Radiology and AI: overcoming the cognitive challenges of integration in clinical practice

AI radiology cognitive perspective

A recent opinion article in The Lancet Digital Health explores the cognitive challenges of integrating artificial intelligence (AI) into radiology, highlighting a fundamental difference between how radiologists and AI systems make decisions. The researchers aims to bridge the gap between the development of AI tools and their practical value for radiologists by examining the fundamental differences in decision-making processes. The study argues that while radiologists rely on contextual cues and bounded rationality to make diagnostic decisions, AI models operate on a dataset-driven approach that disregards clinical context.

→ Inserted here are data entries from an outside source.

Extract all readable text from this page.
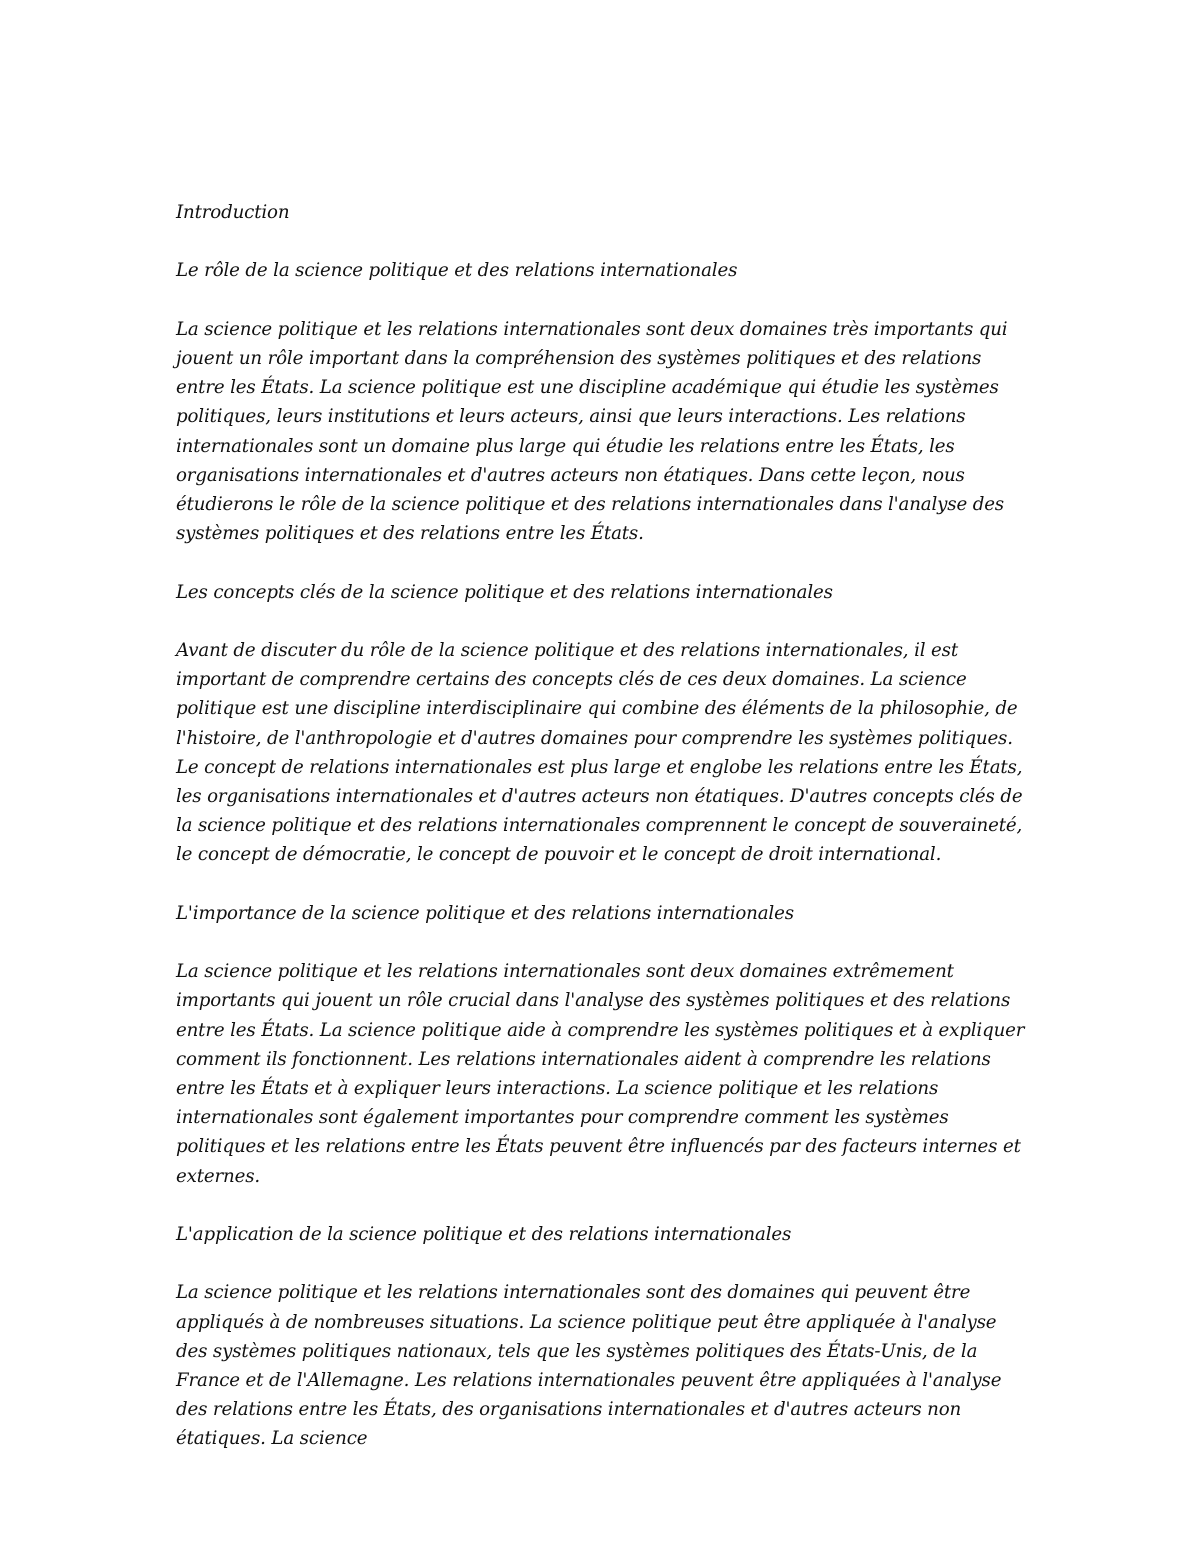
Introduction

Le rôle de la science politique et des relations internationales

La science politique et les relations internationales sont deux domaines très importants qui jouent un rôle important dans la compréhension des systèmes politiques et des relations entre les États. La science politique est une discipline académique qui étudie les systèmes politiques, leurs institutions et leurs acteurs, ainsi que leurs interactions. Les relations internationales sont un domaine plus large qui étudie les relations entre les États, les organisations internationales et d'autres acteurs non étatiques. Dans cette leçon, nous étudierons le rôle de la science politique et des relations internationales dans l'analyse des systèmes politiques et des relations entre les États.

Les concepts clés de la science politique et des relations internationales

Avant de discuter du rôle de la science politique et des relations internationales, il est important de comprendre certains des concepts clés de ces deux domaines. La science politique est une discipline interdisciplinaire qui combine des éléments de la philosophie, de l'histoire, de l'anthropologie et d'autres domaines pour comprendre les systèmes politiques. Le concept de relations internationales est plus large et englobe les relations entre les États, les organisations internationales et d'autres acteurs non étatiques. D'autres concepts clés de la science politique et des relations internationales comprennent le concept de souveraineté, le concept de démocratie, le concept de pouvoir et le concept de droit international.

L'importance de la science politique et des relations internationales

La science politique et les relations internationales sont deux domaines extrêmement importants qui jouent un rôle crucial dans l'analyse des systèmes politiques et des relations entre les États. La science politique aide à comprendre les systèmes politiques et à expliquer comment ils fonctionnent. Les relations internationales aident à comprendre les relations entre les États et à expliquer leurs interactions. La science politique et les relations internationales sont également importantes pour comprendre comment les systèmes politiques et les relations entre les États peuvent être influencés par des facteurs internes et externes.

L'application de la science politique et des relations internationales

La science politique et les relations internationales sont des domaines qui peuvent être appliqués à de nombreuses situations. La science politique peut être appliquée à l'analyse des systèmes politiques nationaux, tels que les systèmes politiques des États-Unis, de la France et de l'Allemagne. Les relations internationales peuvent être appliquées à l'analyse des relations entre les États, des organisations internationales et d'autres acteurs non étatiques. La science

The researchers emphasise that this fundamental difference can lead to significant challenges in clinician-AI collaboration, potentially increasing the risk of over-reliance or under-use of AI tools. They call for future research to focus on the cognitive aspects of decision making in medical AI to ensure safer and more effective integration into clinical practice. This perspective is essential for the development of AI systems that truly augment, rather than complicate, the decision-making process in radiology.

Read full study


Medical artificial intelligence for clinicians: the lost cognitive perspective

The Lancet Digital Health, 2024

Abstract

The development and commercialisation of medical decision systems based on artificial intelligence (AI) far outpaces our understanding of their value for clinicians. Although applicable across many forms of medicine, we focus on characterising the diagnostic decisions of radiologists through the concept of ecologically bounded reasoning, review the differences between clinician decision making and medical AI model decision making, and reveal how these differences pose fundamental challenges for integrating AI into radiology. We argue that clinicians are contextually motivated, mentally resourceful decision makers, whereas AI models are contextually stripped, correlational decision makers, and discuss misconceptions about clinician–AI interaction stemming from this misalignment of capabilities. We outline how future research on clinician–AI interaction could better address the cognitive considerations of decision making and be used to enhance the safety and usability of AI models in high-risk medical decision-making contexts.